Lower insurance copays for high-value chronic illness medications leads to a greater utilization by patients, according to two studies recently published in Health Affairs.
A group from Harvard Medical School analyzed efforts by Pitney Bowes. The corporation provides health insurance directly to employees and and incites employees to adhere to their high-value medication regimen by eliminating co-pays. Findings of the study indicate that compliance increased by 2.8% for individuals taking cholesterol-lowering statins and 4% for those on a blood-clot inhibitor.
Another study conducted by Blue Cross Blue Shield of North Carolina has found that there is an increase in medication adherence—between 1.5% and 3.8%—for plan members that paid less for diabetes, hypertension, and congestive heart failure drugs.
The concept, called value-based insurance design (V-BID), is intended to align patients' out-of-pocket costs, including co-pays and premiums, with the value of the health service, V-BID designers Dr. A. Mark Fendrick, Dr. Dean Smith and Dr. Michael Chernew at the University of Michigan say.

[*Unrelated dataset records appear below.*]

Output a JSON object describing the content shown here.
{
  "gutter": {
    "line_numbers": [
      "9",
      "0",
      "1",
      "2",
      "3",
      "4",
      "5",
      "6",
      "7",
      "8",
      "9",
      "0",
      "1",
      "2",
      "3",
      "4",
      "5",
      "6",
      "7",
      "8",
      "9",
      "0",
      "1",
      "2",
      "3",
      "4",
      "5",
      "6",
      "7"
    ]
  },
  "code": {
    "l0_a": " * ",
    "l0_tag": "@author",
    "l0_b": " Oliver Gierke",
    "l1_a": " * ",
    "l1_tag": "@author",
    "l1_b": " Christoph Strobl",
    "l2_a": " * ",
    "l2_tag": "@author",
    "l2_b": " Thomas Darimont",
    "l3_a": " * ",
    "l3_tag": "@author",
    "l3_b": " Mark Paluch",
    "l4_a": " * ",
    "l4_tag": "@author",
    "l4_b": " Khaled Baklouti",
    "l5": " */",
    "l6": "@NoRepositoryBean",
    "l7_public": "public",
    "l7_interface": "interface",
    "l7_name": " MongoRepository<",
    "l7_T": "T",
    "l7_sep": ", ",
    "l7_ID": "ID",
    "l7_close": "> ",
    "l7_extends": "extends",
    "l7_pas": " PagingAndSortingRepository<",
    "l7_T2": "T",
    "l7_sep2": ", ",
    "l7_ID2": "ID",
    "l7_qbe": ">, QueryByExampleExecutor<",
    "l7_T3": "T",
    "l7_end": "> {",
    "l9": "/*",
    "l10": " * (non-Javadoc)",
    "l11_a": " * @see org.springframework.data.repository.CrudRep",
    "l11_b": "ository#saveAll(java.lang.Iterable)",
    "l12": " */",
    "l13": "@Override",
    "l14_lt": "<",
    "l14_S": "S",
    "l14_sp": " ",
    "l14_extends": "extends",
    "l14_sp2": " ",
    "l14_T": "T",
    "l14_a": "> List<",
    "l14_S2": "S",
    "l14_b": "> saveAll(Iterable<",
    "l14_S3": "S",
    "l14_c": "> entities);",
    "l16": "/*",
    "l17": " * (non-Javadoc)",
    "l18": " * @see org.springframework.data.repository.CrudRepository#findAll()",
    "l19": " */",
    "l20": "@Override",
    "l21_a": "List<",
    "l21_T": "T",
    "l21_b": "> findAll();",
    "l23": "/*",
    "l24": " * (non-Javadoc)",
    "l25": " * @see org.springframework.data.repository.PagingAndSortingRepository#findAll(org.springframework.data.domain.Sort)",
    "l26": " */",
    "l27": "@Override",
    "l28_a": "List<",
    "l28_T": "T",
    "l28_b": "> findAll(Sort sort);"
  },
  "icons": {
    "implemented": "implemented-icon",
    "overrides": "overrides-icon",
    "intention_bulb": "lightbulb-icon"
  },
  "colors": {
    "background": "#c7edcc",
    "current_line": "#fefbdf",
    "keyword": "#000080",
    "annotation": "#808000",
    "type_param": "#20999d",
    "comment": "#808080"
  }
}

"Our evidence has clearly shown that when health plans and payers have increased patient cost sharing, there has been a reduction in use of nonessential services as well a essential services such as cancer screenings, office visits and high-value prescription drugs," says Fendrick, professor in the Department of Internal Medicine at the University of Michigan and co-director of its Center for Value-Based Insurance Design.